Sí, por si falla algo en el lanzamiento. Usar energía nuclear para el despegue queda descartado. Otra cosa es después, una vez en órbita. Puedes lanzar la nave con el reactor desactivado y luego activarlo a cierta distancia, cuando no tiene posibilidad de volver y caer en la Tierra. Sería una opción para Marte.

¿Y la propulsión una vez que la nave ya esta en órbita?

Allí sí tenemos alternativas buenas. Puede ser nuclear o solar de distintos tipos. Se trata de tomar energía eléctrica para acelerar cosas con ella y hay varias opciones: motores iónicos, magnéticos, de tipo Hall, son motores de plasma.

¿Cómo funcionan?

El plasma es un gas ionizado, es decir, que los átomos se han roto en iones cargados positivamente y electrones cargados negativamente. Con una disposición de electrodos y de imanes se pueden tomar los iones y acelerarlos, los dejas escapar, y ese escape de los iones empuja la nave espacial. Puedes alcanzar velocidades muy altas, más de 40 kilómetros por segundo, mientras que con un motor químico logras unos cinco kilómetros por segundo. La primera nave de la NASA con motor iónico fue la Deep Space 1. También la Smart, de la ESA, ha ido a la Luna con un motor iónico. En satélites comerciales se usa la propulsión iónica para mantenerlos en posición correcta en órbita.

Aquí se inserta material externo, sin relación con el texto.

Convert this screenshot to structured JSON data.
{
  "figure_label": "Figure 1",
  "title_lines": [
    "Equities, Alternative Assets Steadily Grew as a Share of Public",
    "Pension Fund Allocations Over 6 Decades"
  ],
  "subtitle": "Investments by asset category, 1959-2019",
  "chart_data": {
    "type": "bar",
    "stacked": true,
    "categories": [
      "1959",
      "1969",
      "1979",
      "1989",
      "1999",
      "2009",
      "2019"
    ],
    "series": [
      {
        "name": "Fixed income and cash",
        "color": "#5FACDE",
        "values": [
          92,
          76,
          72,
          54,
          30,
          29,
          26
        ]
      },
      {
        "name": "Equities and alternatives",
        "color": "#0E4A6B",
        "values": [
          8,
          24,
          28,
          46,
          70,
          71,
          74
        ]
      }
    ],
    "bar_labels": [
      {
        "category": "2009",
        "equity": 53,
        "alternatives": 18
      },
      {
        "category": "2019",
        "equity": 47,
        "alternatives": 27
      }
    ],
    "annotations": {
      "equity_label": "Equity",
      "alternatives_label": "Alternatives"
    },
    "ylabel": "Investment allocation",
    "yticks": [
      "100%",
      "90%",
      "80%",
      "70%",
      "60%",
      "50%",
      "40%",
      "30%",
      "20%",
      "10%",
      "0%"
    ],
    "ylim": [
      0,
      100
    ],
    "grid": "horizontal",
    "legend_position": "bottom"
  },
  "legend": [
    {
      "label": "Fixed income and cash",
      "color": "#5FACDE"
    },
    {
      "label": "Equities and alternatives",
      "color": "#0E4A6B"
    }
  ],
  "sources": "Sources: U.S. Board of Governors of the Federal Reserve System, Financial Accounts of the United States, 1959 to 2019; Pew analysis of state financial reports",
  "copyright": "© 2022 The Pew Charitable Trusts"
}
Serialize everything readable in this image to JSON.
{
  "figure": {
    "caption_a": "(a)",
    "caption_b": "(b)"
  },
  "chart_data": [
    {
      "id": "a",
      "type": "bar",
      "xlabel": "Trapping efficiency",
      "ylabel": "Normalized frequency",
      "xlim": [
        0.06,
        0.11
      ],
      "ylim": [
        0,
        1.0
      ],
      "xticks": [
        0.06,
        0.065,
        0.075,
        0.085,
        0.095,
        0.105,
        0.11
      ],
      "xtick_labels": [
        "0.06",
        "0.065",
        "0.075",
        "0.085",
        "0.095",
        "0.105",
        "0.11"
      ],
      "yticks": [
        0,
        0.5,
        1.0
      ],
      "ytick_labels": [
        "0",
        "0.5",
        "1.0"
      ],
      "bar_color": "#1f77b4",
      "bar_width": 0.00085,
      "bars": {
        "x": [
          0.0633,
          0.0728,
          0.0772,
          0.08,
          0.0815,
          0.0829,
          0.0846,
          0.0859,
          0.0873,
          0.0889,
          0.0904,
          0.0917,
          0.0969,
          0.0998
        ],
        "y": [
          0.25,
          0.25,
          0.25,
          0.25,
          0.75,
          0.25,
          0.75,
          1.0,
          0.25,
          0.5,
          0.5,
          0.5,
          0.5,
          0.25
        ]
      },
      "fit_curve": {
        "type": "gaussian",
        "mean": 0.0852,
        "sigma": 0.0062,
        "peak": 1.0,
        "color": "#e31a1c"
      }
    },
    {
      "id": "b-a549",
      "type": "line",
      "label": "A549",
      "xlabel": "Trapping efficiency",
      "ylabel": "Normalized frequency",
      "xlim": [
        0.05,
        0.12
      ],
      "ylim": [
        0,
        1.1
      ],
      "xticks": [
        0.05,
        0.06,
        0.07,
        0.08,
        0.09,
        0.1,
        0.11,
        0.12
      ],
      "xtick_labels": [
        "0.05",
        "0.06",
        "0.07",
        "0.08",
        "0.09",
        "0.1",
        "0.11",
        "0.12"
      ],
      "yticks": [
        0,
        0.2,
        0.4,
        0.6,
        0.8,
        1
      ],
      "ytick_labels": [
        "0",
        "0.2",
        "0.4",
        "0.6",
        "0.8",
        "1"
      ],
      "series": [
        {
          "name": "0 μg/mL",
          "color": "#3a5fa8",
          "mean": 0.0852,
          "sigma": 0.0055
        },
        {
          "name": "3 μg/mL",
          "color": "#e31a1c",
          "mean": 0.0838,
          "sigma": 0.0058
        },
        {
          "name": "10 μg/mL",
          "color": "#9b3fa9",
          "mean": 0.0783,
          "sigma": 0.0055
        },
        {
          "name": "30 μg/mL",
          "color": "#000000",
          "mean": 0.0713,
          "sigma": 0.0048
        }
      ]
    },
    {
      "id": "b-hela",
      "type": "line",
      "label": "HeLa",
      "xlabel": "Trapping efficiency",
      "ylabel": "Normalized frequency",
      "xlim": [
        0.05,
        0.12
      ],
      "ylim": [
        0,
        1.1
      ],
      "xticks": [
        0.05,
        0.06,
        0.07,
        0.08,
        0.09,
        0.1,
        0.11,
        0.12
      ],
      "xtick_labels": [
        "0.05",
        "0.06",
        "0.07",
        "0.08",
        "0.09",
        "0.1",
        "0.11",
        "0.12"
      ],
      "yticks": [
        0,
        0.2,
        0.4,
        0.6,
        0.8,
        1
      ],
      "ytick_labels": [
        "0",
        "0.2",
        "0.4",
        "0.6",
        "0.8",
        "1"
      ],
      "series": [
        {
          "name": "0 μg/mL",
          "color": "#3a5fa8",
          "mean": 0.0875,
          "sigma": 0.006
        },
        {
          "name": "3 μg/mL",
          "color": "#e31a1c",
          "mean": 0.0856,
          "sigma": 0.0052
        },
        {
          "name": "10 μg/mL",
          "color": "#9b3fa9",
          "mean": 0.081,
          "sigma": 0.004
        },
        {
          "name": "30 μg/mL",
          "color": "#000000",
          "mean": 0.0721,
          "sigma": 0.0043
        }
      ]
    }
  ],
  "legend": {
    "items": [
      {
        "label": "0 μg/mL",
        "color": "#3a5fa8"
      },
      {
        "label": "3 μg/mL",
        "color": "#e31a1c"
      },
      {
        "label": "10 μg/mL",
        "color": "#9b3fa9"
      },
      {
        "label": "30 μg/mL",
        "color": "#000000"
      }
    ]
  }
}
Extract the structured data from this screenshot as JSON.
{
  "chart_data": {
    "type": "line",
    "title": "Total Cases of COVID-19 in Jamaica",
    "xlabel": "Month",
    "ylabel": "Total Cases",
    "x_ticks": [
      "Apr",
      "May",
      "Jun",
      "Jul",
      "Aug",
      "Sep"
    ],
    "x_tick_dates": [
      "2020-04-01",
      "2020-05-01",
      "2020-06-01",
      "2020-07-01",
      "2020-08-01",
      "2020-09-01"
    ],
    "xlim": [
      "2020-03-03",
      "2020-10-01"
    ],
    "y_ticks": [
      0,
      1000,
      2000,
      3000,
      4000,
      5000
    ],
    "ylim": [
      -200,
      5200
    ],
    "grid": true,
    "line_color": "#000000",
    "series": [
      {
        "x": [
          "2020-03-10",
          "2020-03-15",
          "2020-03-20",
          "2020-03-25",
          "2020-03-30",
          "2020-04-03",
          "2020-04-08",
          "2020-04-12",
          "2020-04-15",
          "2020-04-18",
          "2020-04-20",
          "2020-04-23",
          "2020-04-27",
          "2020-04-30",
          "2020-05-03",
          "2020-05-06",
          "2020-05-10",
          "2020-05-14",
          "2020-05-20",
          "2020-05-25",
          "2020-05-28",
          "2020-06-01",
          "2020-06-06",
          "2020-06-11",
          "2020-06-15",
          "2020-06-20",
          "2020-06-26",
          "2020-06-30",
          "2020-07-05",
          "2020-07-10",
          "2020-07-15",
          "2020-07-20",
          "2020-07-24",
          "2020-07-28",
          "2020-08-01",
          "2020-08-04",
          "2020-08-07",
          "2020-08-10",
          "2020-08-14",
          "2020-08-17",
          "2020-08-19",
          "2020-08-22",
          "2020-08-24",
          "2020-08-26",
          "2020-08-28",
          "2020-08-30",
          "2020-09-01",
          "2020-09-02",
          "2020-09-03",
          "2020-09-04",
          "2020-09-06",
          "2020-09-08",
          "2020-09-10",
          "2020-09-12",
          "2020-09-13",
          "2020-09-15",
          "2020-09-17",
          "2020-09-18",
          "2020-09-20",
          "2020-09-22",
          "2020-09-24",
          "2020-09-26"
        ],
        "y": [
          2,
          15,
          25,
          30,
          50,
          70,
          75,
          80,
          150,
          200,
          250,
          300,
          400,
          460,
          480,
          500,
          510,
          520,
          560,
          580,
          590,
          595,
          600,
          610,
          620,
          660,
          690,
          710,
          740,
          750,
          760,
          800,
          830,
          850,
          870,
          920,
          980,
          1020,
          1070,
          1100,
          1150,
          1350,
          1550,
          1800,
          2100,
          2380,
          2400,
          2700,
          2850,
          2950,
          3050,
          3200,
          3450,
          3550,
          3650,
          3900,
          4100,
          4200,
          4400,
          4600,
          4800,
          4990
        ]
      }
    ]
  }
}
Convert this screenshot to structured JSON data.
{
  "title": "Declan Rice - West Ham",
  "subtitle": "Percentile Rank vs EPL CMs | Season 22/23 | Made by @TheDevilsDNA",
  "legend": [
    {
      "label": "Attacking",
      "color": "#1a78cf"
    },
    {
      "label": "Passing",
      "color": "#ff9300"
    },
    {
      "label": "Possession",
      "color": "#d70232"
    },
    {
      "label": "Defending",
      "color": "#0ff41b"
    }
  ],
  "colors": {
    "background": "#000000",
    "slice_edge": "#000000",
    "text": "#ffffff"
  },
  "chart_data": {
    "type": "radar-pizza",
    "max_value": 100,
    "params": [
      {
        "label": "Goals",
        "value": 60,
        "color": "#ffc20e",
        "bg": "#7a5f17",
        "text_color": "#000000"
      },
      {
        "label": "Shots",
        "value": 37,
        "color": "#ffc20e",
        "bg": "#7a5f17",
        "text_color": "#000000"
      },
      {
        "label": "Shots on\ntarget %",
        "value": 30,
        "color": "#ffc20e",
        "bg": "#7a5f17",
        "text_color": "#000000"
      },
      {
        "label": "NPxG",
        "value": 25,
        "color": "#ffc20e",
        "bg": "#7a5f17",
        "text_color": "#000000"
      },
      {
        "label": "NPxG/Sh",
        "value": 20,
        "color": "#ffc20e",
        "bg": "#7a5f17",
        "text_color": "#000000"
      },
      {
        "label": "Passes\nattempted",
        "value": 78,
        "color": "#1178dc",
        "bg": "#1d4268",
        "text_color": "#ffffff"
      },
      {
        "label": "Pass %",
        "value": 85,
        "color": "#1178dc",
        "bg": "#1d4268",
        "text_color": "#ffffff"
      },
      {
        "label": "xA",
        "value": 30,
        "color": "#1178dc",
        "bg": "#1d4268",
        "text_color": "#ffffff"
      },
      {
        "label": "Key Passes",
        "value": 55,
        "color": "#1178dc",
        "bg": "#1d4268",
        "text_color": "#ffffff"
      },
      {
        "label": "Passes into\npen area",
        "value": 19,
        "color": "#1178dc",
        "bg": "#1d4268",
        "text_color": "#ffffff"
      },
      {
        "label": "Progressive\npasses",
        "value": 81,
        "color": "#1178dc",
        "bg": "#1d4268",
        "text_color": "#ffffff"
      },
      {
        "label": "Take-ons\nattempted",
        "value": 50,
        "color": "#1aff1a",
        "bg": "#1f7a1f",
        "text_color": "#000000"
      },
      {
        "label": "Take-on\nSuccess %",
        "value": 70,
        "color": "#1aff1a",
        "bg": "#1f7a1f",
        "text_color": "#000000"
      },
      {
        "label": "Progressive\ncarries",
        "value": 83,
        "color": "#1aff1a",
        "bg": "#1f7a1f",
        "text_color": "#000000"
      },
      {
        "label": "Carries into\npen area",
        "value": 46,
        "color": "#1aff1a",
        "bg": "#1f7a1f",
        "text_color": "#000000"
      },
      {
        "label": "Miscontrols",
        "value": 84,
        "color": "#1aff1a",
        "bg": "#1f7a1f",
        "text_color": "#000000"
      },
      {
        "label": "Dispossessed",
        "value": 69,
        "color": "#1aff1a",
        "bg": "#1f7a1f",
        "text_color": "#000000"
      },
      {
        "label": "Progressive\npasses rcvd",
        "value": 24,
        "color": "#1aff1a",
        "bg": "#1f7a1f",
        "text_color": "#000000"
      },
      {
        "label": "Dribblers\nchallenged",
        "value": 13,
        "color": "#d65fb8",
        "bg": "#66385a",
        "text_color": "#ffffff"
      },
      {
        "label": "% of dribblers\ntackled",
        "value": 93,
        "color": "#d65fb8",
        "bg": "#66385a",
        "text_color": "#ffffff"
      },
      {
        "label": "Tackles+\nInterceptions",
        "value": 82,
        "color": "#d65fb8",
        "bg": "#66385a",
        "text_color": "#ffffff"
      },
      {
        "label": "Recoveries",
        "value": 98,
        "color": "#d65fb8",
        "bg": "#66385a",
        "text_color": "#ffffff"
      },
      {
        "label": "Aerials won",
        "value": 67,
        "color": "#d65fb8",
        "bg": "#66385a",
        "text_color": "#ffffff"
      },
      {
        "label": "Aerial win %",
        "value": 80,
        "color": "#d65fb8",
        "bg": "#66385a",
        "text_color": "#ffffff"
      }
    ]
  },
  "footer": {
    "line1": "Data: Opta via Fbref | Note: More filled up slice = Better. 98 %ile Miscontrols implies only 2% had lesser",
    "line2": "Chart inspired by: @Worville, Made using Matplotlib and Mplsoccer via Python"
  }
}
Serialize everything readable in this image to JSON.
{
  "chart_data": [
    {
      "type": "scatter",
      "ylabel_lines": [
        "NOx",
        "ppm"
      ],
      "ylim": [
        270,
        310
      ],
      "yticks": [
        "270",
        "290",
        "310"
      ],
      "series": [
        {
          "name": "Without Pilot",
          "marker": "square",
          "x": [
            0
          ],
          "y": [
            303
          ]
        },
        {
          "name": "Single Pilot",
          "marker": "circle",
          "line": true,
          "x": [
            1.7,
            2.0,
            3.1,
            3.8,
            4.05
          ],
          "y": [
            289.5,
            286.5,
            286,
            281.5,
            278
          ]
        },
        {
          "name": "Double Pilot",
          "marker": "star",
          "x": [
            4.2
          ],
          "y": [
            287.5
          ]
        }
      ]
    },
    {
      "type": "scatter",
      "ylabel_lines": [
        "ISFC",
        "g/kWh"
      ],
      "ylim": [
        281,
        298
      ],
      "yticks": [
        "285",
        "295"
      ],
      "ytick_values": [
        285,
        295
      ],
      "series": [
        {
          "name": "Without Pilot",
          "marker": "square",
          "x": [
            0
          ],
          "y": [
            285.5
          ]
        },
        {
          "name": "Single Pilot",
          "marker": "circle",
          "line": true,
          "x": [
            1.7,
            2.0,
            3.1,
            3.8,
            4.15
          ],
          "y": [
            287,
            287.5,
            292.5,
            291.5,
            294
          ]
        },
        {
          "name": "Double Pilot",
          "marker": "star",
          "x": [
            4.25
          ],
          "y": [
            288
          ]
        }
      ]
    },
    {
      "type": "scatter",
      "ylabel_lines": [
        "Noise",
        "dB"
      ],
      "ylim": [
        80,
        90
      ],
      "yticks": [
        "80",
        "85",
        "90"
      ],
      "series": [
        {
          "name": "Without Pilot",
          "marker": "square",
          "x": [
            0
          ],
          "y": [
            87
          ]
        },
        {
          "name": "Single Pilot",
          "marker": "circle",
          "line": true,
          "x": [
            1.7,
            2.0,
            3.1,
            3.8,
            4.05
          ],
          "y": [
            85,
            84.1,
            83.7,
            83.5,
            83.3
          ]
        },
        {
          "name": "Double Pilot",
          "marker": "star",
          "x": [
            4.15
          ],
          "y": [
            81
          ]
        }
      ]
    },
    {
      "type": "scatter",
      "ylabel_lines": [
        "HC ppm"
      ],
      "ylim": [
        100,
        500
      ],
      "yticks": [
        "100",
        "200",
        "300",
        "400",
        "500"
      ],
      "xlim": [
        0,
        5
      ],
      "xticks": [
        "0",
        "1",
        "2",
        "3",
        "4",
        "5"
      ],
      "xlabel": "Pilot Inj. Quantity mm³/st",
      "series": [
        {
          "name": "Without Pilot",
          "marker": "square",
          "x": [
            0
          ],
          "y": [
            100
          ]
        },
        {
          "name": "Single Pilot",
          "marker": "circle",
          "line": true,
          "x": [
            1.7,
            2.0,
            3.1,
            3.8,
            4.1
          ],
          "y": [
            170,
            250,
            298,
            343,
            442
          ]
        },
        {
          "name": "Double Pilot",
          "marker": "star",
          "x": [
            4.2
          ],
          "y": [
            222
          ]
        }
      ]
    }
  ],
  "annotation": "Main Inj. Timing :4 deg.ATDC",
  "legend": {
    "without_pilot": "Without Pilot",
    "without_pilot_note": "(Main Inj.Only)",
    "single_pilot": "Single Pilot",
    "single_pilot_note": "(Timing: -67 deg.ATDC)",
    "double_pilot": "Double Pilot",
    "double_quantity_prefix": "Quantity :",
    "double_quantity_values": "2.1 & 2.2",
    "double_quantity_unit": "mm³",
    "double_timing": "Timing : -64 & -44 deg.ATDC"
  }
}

¿Para un viaje a Marte tripulado, qué propulsión se utilizaría?

Se está debatiendo porque como no es muy urgente –no hay dinero para hacerlo–, pues hay tiempo. Hay quien propone que se haga como el programa Apolo de la Luna, con propulsión química. Eso sabemos hacerlo. Lo que pasa es que para ir a Marte, para llevar a tres o cuatro personas, necesitas tanto combustible para ir, descender y regresar que te sale un monstruo de miles de toneladas.